Aku menerka-nerka, apakah setelah jawabanku dia akan marah-marah, atau....
"Iya, tapi kenapa?" dia masih mengulang pertanyaannya, "maksudku, kamu bisa aja jawab, 'saya tidak mau kasih nomer,' atau kamu bisa pergi tanpa jawab sama sekali, kan nggak perlu bohong dong, dosa, lho" dia menjawab panjang lebar, kelimpungan, mungkin dia bingung mau marah atau tidak.
Tapi sejujurnya, aku malah yang lebih bingung. Kenapa juga kuladeni laki-laki ini? yang jelas-jelas sejak pertemuan pertama sudah terasa begitu mengganggu. Tapi karena terlanjur lucu, ya kulanjutkan.
"Saya nggak bohong, coba inget-inget lagi, saya tidak pernah bilang bahwa yang saya kasih itu nomer saya," aku mengelak. Tapi aku memang tidak bohong.
Angga terlihat mengingat-ingat, mungkin dia sedang mencari celah dalam ingatannya, memastikan bahwa aku berbohong. Tapi seperti yang sudah kubilang, aku tidak berbohong.
"Iya, emang sih, tapi curang itu namanya!" Angga sekarang terlihat lucu, meringis dan merengut. Dan begitu saja, tawaku terdengar walau kusembunyikan.
"Kenapa ketawa?"
"Nggak, gak ada yang ketawa," Aku berusaha menyebunyikan lagi.
"Hhh.." Angga menghela napas.
"Kenapa?"
"Gini, lho..Aku baru aja putus cinta," curhatnya tanpa diminta, "dan bukan putus cinta biasa, mantanku yang tiba-tiba bilang bahwa dia dijodohin itu cantik parah, baik, pintar, pengertian, lengkap.
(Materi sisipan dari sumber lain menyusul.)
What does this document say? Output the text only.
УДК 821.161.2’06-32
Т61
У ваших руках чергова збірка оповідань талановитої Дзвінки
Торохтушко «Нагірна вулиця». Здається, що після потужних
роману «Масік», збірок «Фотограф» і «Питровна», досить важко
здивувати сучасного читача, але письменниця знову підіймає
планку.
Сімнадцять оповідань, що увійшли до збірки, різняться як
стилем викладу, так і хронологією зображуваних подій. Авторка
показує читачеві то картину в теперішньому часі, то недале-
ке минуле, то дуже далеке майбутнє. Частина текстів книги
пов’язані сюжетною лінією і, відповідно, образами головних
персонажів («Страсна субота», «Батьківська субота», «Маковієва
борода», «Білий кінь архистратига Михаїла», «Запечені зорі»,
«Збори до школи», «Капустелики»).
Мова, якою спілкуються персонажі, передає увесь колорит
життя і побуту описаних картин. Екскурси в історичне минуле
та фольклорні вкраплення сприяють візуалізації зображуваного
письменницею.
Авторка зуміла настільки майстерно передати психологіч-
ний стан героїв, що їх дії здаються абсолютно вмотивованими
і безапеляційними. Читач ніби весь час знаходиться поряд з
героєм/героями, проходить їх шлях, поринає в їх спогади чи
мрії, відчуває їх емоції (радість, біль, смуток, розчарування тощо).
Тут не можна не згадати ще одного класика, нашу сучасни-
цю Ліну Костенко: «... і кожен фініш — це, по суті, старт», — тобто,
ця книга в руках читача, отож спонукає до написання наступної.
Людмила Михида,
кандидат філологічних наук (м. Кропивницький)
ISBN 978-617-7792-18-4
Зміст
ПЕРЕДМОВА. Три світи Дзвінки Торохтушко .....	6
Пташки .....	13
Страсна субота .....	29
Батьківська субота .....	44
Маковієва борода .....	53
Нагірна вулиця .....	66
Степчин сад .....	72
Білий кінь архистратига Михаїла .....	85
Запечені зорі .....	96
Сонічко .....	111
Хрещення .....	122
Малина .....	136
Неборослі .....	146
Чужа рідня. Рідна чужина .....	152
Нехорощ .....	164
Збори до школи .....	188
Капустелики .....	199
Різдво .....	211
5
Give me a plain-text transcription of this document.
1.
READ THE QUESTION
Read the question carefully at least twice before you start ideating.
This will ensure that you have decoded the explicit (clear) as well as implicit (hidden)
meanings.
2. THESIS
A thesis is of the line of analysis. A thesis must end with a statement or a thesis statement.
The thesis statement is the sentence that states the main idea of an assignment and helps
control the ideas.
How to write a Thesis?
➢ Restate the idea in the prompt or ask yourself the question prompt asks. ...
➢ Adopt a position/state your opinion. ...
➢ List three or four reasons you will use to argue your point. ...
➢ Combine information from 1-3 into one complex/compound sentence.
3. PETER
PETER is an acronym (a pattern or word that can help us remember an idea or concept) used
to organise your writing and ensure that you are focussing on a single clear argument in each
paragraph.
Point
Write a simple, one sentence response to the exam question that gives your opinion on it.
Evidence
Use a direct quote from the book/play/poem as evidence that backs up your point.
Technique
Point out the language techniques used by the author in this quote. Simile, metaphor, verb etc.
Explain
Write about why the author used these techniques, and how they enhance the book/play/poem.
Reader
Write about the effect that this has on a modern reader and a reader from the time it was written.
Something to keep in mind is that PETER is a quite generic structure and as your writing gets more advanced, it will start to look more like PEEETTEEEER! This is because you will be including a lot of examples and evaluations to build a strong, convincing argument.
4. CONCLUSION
Ini patah hati paling buruk!" Aku agak bingung arah cerita laki-laki ini, "terus Aku galau, sedih, pasrah, dan.." dia berhenti.
"Dan..?" bukan menghentikan curhatannya, aku malah tertarik untuk mendengarkan lebih jauh.
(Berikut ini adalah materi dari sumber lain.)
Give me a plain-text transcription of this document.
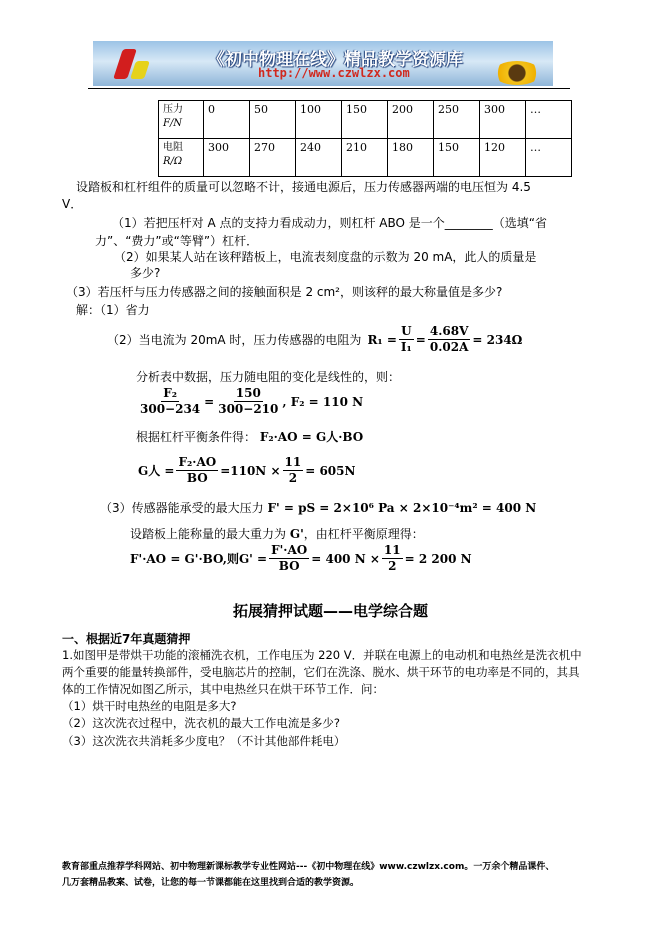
《初中物理在线》精品教学资源库
http://www.czwlzx.com
压力
F/N	0	50	100	150	200	250	300	…
电阻
R/Ω	300	270	240	210	180	150	120	…
设踏板和杠杆组件的质量可以忽略不计，接通电源后，压力传感器两端的电压恒为 4.5
V．
（1）若把压杆对 A 点的支持力看成动力，则杠杆 ABO 是一个________（选填“省
力”、“费力”或“等臂”）杠杆．
（2）如果某人站在该秤踏板上，电流表刻度盘的示数为 20 mA，此人的质量是
多少?
（3）若压杆与压力传感器之间的接触面积是 2 cm²，则该秤的最大称量值是多少?
解：（1）省力
（2）当电流为 20mA 时，压力传感器的电阻为 $R_1 = \frac{U}{\text{I₁}} = \frac{4.68V}{0.02A} = 234\Omega$
分析表中数据，压力随电阻的变化是线性的，则：
$\frac{\text{F₂}}{300-234} = \frac{150}{300-210}$ , F₂ = 110 N
根据杠杆平衡条件得： F₂·AO = G人·BO
G人 = $\frac{\text{F₂·AO}}{BO} =110N \times \frac{11}{2} = 605N$
（3）传感器能承受的最大压力 F' = pS = 2×10⁶ Pa × 2×10⁻⁴m² = 400 N
设踏板上能称量的最大重力为 G'，由杠杆平衡原理得：
F'·AO = G'·BO,则$G' = \frac{F'\cdot AO}{BO} = 400$ $N \times \frac{11}{2} = 2$ 200 N
拓展猜押试题——电学综合题
一、根据近7年真题猜押
1.如图甲是带烘干功能的滚桶洗衣机，工作电压为 220 V．并联在电源上的电动机和电热丝是洗衣机中
两个重要的能量转换部件，受电脑芯片的控制，它们在洗涤、脱水、烘干环节的电功率是不同的，其具
体的工作情况如图乙所示，其中电热丝只在烘干环节工作．问：
（1）烘干时电热丝的电阻是多大?
（2）这次洗衣过程中，洗衣机的最大工作电流是多少?
（3）这次洗衣共消耗多少度电？（不计其他部件耗电）
教育部重点推荐学科网站、初中物理新课标教学专业性网站---《初中物理在线》www.czwlzx.com。一万余个精品课件、
几万套精品教案、试卷，让您的每一节课都能在这里找到合适的教学资源。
"Dan aku dipertemukan sama kamu, di depan Masjid ini, sama Tuhan, dan gitu aja...hilang galaunya!"
"Jadi kamu mau jadikan saya pelarian?" Aku mencoba membuatnya semakin salah tingkah. laki-laki ini lucu!
"Ya bukan gitu juga!" dia mengelak, "gimana ya, kita tuh tahu, lho..kalau ada orang yang datang ke hidup kita, dan, " Angga lagi-lagi menghentikan kalimatnya, "kita bakal tahu kalo kita diketemuin sama jodoh kita!!"
"Maksud kamu?"
"Iya, aku ketemu kamu di Masjid, eh...bukan, bentar....gini," kalimatnya terdengar berantakan dan dia terlihat kelabakan, "sebentar, aku ambil nafas dulu," kata Angga dilanjutkan mengambil nafas, "setelah putus cinta kemarin, Tuhan langsung hapus kesedihanku dengan ngasih hadiah berupa pertemuan sama kamu, itukan jodoh kan namanya!" jawabnya, kelihatannya tidak dibuat-buat
"Ya nggak begitu juga kali, berlebihan masnya," Aku hampir terpingkal-pingkal mendengar rayuan berbungkus curhatan darinya.
"Begitu kok, buatku,"
"Buat saya nggak," aku masih mempertahankan "saya-kamu" demi menjaga jarak.
Angga terdiam, tertunduk. Jujur aku agak iba dibuatnya. Kemudian dia terlihat mengumpulkan keberaniannya, menegakkan kembali kepalanya, dan menatapku tanpa ragu.
"Kalau begitu, aku mau minta nomermu sekali lagi, kalau boleh," katanya meminta, kali ini lebih tegas, "tapi kalau nggak berkenan, nggak masalah. Toh, nggak semua yang berjodoh kemudian bersatu."
"Kamu serius, ngerasa saya jodoh kamu?" Aku serius kesulitan menahan tawa.
Angga mengangguk mengiyakan, "Serius," dia menjawab pendek. Dan aku betul-betul sudah tidak mampu menahan tawa lagi, maka terlepaslah.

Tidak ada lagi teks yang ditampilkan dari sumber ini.